What Running Actually Does for People Here

The statistics around community and mental health are not abstract to We Run Belfast. The crew talks openly about the importance of having people who stand beside you and show a genuine interest in your life. That might sound modest, even obvious. But for many people, especially in a city still navigating the long aftermath of conflict and division, finding that kind of uncomplicated belonging is not easy. Running, it turns out, creates a particular kind of social ease. There is something about moving side by side, facing forward, that loosens conversation in ways that sitting across from someone does not. You talk differently when you are running. You say things you might not say otherwise. You laugh more readily. You notice things together: a street you had forgotten, a view you had never taken the time to see. We Run Belfast leans into all of that. The run is the format. The community is the substance. Coffee and doughnuts afterwards are the reward, and sometimes, when the mood is right, those doughnuts are free.

Twice a Week at Oh! Donuts

The meeting point matters in any running crew, and We Run Belfast has chosen well. Oh! Donuts, a spot that manages to feel both local and welcoming, is where the crew assembles on Tuesday and Wednesday evenings, both at 8:45pm. There is something deliberately unhurried about that timing. This is not a 6am boot camp or a lunchtime dash. It is the end of an ordinary working day, the hour when the city has settled into its evening self and the streets carry a different quality of light and sound. Turning up at Oh! Donuts on a Tuesday night is an act of choosing to extend the day in a good direction, to swap the couch for company and the solo scroll for a shared experience. The crew runs through the city, taking in its sights and sounds, exploring neighbourhoods and routes with the curiosity of people who have decided that their city is worth knowing better.
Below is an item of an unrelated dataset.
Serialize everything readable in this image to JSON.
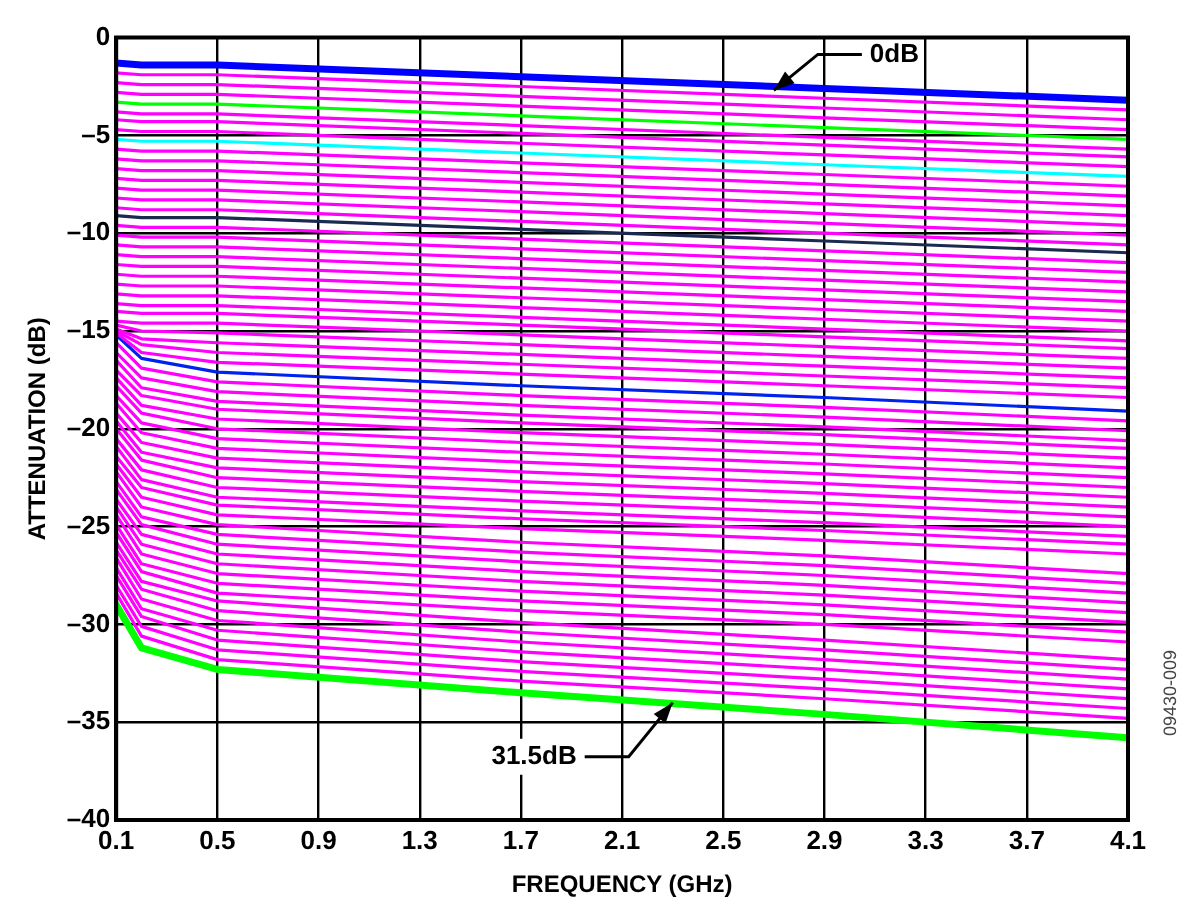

After the run, there are the usual rituals of a good running crew: the catch-up, the Strava tags, the warmth of having done something together.

An Open Door on Whoever Wants It

We Run Belfast keeps its invitation genuinely open. There is no barrier to entry, no trial period, no sense that you need to prove yourself before you are really part of things. The crew's own words make this clear: you will not be judged, you will not be left out, and the only thing asked of you is to show up. For a city that has spent decades navigating questions of belonging and identity, that kind of unconditional openness carries real meaning. Around 50 people have found their way into the We Run Belfast orbit, drawn by word of mouth, by Instagram, by a friend who dragged them along one Wednesday and never quite stopped going. The crew continues to hold its weekly runs and meetups, steady and consistent across the years since 2018, building the kind of quiet trust that only comes from showing up week after week in the same place at the same time. If you are in Belfast and you want to run, or even if you just want to see what it feels like to move through your city with other people who care about it, We Run Belfast is there. Tuesday and Wednesday. 8:45pm. Oh! Donuts. Sometimes there are free doughnuts. Always there are people worth running with.